Guerrilla recruitment via social channels is gaining popularity among agencies. In this example, Euro RSCG Brussels used Foursquare to seek out digital talent.
The team at Euro RSCG drove around Brussels every day and checked in at leading agencies. After they became the “Mayor” of targeted agencies, they released their recruitment messages.
Foursquare as a recruitment billboard
The mechanic is simple and slightly mischievous. Foursquare rewards repeated check-ins at a venue with the “Mayor” status. Euro RSCG uses that status as the placement, then drops hiring messages where competitors’ people are most likely to notice them.

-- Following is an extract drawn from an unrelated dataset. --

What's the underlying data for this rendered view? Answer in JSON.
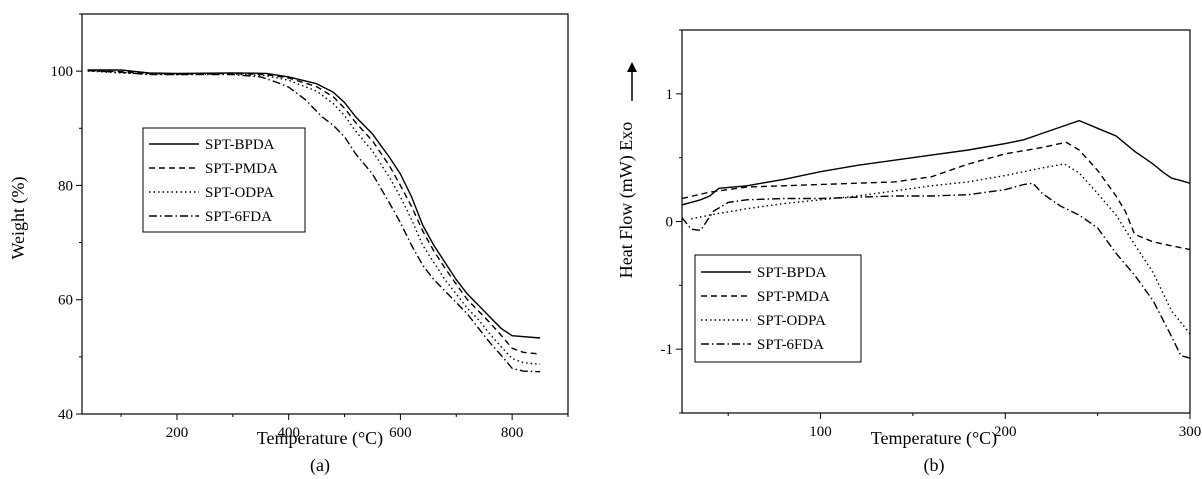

In competitive digital-talent markets, employer branding works best when it shows up inside the daily tools and rituals your target audience already uses.
Why it lands
It is instantly understandable, and it leverages a public platform rule rather than buying attention. The move also signals confidence. “We are willing to compete for talent in plain sight.” At the same time, it walks a fine line. If it feels like harassment rather than humour, the tactic can backfire.

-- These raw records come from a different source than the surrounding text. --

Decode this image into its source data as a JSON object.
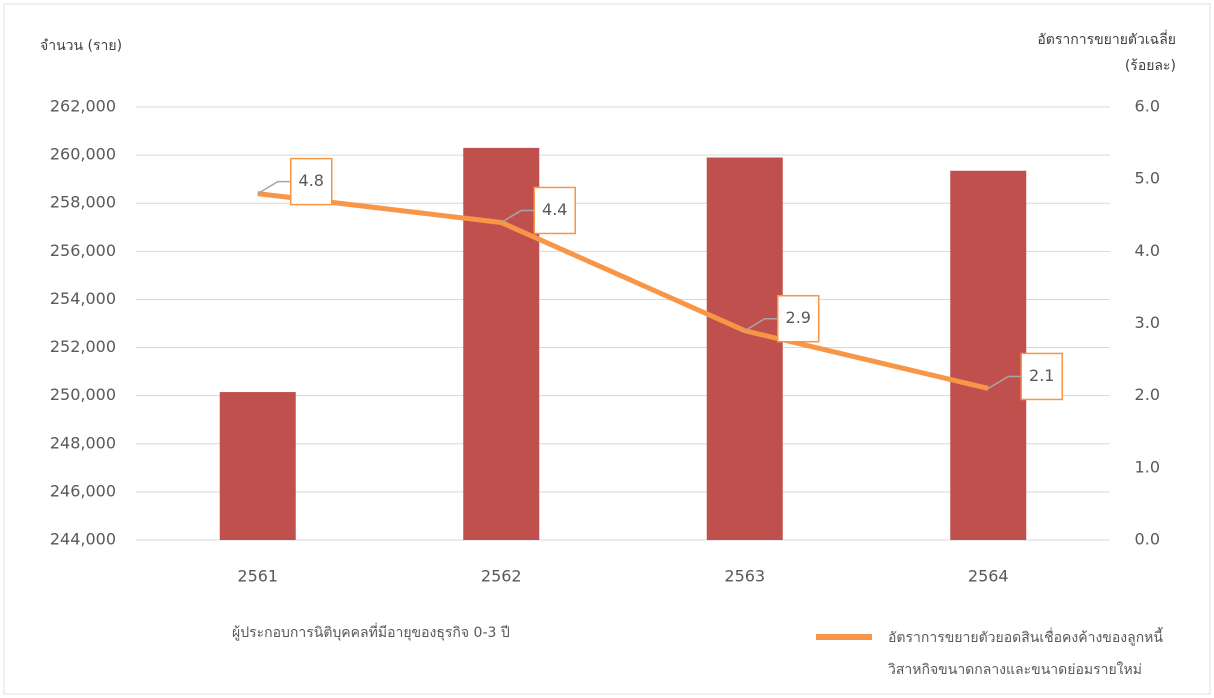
{
  "chart_data": {
    "type": "bar-line",
    "y_label": "จำนวน (ราย)",
    "y2_label": "อัตราการขยายตัวเฉลี่ย (ร้อยละ)",
    "categories": [
      "2561",
      "2562",
      "2563",
      "2564"
    ],
    "series": [
      {
        "name": "ผู้ประกอบการนิติบุคคลที่มีอายุของธุรกิจ 0-3 ปี",
        "type": "bar",
        "color": "#c0504d",
        "values": [
          250150,
          260300,
          259900,
          259350
        ]
      },
      {
        "name": "อัตราการขยายตัวยอดสินเชื่อคงค้างของลูกหนี้ วิสาหกิจขนาดกลางและขนาดย่อมรายใหม่",
        "type": "line",
        "axis": "y2",
        "color": "#f79646",
        "values": [
          4.8,
          4.4,
          2.9,
          2.1
        ],
        "value_labels": [
          "4.8",
          "4.4",
          "2.9",
          "2.1"
        ]
      }
    ],
    "ylim": [
      244000,
      262000
    ],
    "yticks": [
      {
        "value": 244000,
        "label": "244,000"
      },
      {
        "value": 246000,
        "label": "246,000"
      },
      {
        "value": 248000,
        "label": "248,000"
      },
      {
        "value": 250000,
        "label": "250,000"
      },
      {
        "value": 252000,
        "label": "252,000"
      },
      {
        "value": 254000,
        "label": "254,000"
      },
      {
        "value": 256000,
        "label": "256,000"
      },
      {
        "value": 258000,
        "label": "258,000"
      },
      {
        "value": 260000,
        "label": "260,000"
      },
      {
        "value": 262000,
        "label": "262,000"
      }
    ],
    "y2lim": [
      0,
      6
    ],
    "y2ticks": [
      {
        "value": 0,
        "label": "0.0"
      },
      {
        "value": 1,
        "label": "1.0"
      },
      {
        "value": 2,
        "label": "2.0"
      },
      {
        "value": 3,
        "label": "3.0"
      },
      {
        "value": 4,
        "label": "4.0"
      },
      {
        "value": 5,
        "label": "5.0"
      },
      {
        "value": 6,
        "label": "6.0"
      }
    ],
    "grid": true
  }
}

Extractable takeaway: If you use a social platform as a recruiting channel, make the entry mechanic native to the platform and keep the message playful, specific, and respectful, or it will read as desperation.
What to steal
- Target by context, not by demographics. “Where do the people I want already spend attention?” is often the better question.
- Use platform rules as media. When the channel itself creates the placement, participation feels less like advertising.
- Keep the call to action tight. One clear role or value proposition beats generic “we’re hiring.”
- Anticipate the ethics. If you would not want a competitor doing it to you, adjust tone and frequency.
- Design for screenshots. If the message is worth sharing, the audience will distribute it for you.
Other examples of agencies using social media to attract talent are:
- In your face by DraftFCB
- Trojan Art Director Recruitment by Jung von Matt
A few fast answers before you act
What is the Euro RSCG Foursquare idea in one sentence?
It is a recruitment tactic where Euro RSCG repeatedly checks in at competitor agency venues on Foursquare, becomes “Mayor,” then posts hiring messages to reach digital talent.
Why does “Mayor” status matter?
Because it is a visible, platform-granted position at a location. That makes the recruitment message feel placed “inside” the venue’s social layer rather than pushed from outside.
What makes this more effective than a standard job post?
It targets people by environment and habit. The message shows up where relevant talent is likely to be, not where job ads usually live.
What is the main risk?
Reputation. If the move feels aggressive, disrespectful, or creepy, it can damage employer brand faster than it attracts candidates.
How do you measure success?
Qualified inbound applications attributed to the tactic, social sharing and sentiment, and whether awareness among the intended talent pool increases without negative backlash.